Les États-Unis disposent enfin d'un budget. Dans le calme et par de larges majorités, mais avec trois mois et demi de retard, les deux chambres du Congrès ont enfin voté le texte de 1582 pages qui comprend les douze lois de finance nécessaires au financement du gouvernement fédéral jusqu'à la fin septembre. La loi dite «omnibus» couvre 1100 milliards de dollars: de quoi assurer le fonctionnement normal par exemple, du Pentagone, du Département de l'agriculture ou du Département d'État.

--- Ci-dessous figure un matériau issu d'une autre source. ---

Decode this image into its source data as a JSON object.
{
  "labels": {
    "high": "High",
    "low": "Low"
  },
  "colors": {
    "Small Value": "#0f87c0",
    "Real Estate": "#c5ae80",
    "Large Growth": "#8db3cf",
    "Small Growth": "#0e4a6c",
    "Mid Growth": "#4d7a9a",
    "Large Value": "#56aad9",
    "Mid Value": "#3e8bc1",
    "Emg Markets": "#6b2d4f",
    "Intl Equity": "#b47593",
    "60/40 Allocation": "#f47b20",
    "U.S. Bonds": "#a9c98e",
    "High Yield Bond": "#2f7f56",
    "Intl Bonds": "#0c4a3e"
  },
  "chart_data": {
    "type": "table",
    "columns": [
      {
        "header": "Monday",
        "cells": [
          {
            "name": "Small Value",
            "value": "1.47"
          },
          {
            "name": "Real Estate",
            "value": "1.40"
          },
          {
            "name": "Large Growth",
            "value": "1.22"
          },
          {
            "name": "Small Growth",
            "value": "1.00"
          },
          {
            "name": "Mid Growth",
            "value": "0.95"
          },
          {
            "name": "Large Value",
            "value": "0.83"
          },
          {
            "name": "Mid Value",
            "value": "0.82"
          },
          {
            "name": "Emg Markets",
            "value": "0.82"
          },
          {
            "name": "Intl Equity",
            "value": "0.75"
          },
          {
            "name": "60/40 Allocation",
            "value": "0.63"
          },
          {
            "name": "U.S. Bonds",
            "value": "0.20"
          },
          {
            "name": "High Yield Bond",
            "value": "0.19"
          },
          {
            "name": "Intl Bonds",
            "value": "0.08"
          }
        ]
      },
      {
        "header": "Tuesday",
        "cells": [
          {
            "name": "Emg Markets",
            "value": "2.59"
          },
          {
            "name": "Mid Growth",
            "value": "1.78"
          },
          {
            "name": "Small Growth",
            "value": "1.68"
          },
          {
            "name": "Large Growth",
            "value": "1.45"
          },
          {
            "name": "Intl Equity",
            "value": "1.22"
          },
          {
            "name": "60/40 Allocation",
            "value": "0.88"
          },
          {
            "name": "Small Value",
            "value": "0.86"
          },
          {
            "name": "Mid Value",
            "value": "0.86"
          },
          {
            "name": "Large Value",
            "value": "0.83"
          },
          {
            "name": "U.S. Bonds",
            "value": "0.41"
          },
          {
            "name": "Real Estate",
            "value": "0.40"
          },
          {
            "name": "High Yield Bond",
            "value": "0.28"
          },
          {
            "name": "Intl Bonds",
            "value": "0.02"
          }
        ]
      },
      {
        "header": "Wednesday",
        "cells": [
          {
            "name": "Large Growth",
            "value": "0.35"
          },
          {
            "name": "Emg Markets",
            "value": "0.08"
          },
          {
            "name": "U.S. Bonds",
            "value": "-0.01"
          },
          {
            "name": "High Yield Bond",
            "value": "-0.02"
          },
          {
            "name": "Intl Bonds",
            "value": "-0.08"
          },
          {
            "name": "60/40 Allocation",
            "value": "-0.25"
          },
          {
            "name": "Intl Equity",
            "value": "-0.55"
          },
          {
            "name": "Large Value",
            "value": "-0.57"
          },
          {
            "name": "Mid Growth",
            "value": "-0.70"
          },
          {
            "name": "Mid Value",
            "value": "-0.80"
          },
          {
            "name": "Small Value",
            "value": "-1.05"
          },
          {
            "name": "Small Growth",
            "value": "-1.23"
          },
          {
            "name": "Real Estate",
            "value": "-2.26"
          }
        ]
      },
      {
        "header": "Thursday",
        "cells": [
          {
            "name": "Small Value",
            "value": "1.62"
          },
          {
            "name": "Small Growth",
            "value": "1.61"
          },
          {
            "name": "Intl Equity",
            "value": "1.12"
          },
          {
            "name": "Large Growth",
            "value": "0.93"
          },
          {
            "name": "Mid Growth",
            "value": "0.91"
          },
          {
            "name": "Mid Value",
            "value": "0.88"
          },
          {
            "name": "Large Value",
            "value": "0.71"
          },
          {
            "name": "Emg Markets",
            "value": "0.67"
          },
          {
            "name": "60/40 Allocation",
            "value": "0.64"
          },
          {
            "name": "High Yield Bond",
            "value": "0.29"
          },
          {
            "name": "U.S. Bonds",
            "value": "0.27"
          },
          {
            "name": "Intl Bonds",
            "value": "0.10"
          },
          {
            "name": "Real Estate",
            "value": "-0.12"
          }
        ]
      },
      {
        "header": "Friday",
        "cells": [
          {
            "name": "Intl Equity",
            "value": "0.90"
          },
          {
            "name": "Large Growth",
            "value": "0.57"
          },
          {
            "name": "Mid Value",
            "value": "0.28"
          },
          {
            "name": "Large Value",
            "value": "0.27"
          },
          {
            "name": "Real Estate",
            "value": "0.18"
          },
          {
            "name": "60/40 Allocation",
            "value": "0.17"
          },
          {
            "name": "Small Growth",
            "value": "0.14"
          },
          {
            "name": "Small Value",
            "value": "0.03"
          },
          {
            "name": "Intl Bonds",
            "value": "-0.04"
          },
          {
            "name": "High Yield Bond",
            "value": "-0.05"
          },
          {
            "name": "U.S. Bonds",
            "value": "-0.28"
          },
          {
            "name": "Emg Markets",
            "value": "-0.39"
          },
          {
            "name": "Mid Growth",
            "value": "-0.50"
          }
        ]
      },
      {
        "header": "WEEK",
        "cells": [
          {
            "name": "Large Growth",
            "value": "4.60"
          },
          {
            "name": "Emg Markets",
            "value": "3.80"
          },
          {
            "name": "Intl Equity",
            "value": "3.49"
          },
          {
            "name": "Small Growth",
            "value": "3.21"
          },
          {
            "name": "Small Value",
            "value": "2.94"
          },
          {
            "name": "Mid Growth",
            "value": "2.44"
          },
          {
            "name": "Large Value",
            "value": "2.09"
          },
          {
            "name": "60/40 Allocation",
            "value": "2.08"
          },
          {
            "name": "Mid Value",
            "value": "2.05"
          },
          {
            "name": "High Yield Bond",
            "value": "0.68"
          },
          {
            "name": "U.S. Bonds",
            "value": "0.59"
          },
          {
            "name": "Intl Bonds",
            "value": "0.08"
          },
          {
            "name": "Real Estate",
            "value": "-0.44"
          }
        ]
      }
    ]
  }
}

Les programmes sociaux comme le régime de retraite ou le système d'assurance maladie des personnes âgées qui représentent un montant deux fois plus élevé, sont financés automatiquement et échappent à ce budget.
Il aura fallu seize jours de suspension du fonctionnement normal du gouvernement fédéral en octobre, sous la menace de l'aile droite du Parti républicain qui exigeait le report de la réforme de la santé, puis une série de compromis de principe entre leaders républicains et démocrates plus pragmatiques, pour en arriver là. Le texte voté jeudi soir s'appuie sur les grandes lignes du paquet négocié en décembre entre la sénatrice démocrate Patty Murray et le représentant républicain du Wisconsin Paul Ryan.
Le principal avantage du texte pour les deux partis repose sur le maintien du statu quo afin d'éviter que le système des coupures automatiques de dépenses publiques n'empiète sur les postes considérés comme prioritaire par chaque parti. Pour les républicains, il s'agissait en particulier d'éviter de nouvelles réductions de dépenses militaires. Pour les démocrates, le plus important était d'empêcher les budgets de l'éducation et de l'environnement par exemple de trop souffrir.
La promulgation de ce texte par Barack Obama dans les prochaines heures ne résout pas pour autant toutes les questions budgétaires en 2014. Le Secrétaire au Trésor, Jack Lew, a fait savoir qu'il reste urgent de relever le plafond de la dette publique d'ici la fin février. Ce dernier fixé à 17.000 milliards de dollars sera probablement atteint à ce moment là. Faute d'un vote du Congrès, l'État fédéral se retrouverait alors dans l'incapacité d'émettre les obligations nécessaires au paiement de ses dettes.
Le leader républicain John Boehner promet que ses troupes ne joueront pas avec le feu. Il insiste toutefois sur la nécessité pour les États-Unis de réformer les régimes sociaux pour maîtriser la hausse de l'endettement public. Or la Maison blanche et les démocrates, à l'approche des législatives de novembre prochain, refusent de s'engager dans cette voie sans l'obtention simultanée de hausses d'impôts.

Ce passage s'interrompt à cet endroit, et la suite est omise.